Context propagation in distributed systems and cooperation with OpenTelemetry

Featured image

Tracing introduction

While building software systems sooner or later you will come across communication that happens between some separate components. It could be front-end calling back-end, it could be communication in distributed microservice architecture deployed over huge cluster. Nevertheless we will end up with executions that are being handled by separate processes - and finally we would probably like to correlate them in order to investigate some problems, analyze performance bottlenecks or just read logs from those separate processes joint together.

system

In past there we had multiple libraries, code circulate on stackoverflow that was supposed to handle those correlations for us. Problem, as usually was with such local solutions - no standardization.
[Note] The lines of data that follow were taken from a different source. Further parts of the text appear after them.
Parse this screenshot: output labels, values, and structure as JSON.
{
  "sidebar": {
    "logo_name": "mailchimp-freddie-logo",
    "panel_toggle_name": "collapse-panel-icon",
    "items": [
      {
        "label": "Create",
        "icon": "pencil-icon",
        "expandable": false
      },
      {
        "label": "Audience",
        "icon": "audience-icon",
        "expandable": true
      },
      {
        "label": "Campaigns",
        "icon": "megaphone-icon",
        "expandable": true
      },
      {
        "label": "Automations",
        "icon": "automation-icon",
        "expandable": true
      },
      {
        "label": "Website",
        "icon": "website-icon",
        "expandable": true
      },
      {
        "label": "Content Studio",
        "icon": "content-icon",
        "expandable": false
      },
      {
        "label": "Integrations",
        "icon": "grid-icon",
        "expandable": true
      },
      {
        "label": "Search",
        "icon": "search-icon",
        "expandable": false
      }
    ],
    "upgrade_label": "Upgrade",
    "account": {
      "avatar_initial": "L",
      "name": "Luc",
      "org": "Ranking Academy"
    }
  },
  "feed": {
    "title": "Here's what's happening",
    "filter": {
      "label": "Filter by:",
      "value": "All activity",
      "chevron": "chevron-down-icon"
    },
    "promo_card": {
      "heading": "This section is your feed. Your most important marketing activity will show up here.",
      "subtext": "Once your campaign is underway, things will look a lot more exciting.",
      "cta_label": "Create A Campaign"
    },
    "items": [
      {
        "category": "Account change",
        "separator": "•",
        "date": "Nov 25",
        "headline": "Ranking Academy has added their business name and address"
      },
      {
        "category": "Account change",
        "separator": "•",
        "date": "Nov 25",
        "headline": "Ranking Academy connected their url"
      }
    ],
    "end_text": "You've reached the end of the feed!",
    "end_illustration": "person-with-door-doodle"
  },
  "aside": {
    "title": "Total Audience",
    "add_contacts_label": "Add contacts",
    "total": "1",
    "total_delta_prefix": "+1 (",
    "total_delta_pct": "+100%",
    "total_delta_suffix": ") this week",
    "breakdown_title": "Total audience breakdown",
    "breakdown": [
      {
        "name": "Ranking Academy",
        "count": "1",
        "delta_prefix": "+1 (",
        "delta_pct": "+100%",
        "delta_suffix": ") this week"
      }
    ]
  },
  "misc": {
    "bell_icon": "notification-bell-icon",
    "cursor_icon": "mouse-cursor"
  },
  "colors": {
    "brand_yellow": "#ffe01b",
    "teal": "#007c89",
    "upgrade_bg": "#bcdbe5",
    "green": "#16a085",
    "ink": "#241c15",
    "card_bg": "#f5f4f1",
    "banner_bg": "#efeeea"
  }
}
This has changed with publication and popularization of W3C Recommendation of TraceContext. It does defines HTTP headers and their value format that should be used in order to propagate context information across distributed systems. Later also other protocols was described (however for now only as internal documents - without official standing):

About tracing in asynchronous communication in messaging systems I highly recommend OpenTelemetry specification.

Usage

Am not going to write another post explaining how to integrate OpenTelemetry with your C# project. There are already many materials explaining it in great details (starting with OpenTelemetry site), and this is also not topic of this post.

What I would like to introduce, is the ease in which you can integrate your communication library with tracing and allow users to use it in unified and simple way. First, lets understand few constructs that we are going to be using.

Activity

In .NET Activity is a representation of unit of work in trace. While whole trace is represented by tree of activities. Each activity could potentially took place in different processes. Other common name for such constructs you can find is “Span” - for example used in OpenTelemetry.

system

Tree structure as shown above allowing us to track sub operations of root action and investigate them individually. Activities contains information about operation name, identifiers, start time, duration, tags, events, baggage and others.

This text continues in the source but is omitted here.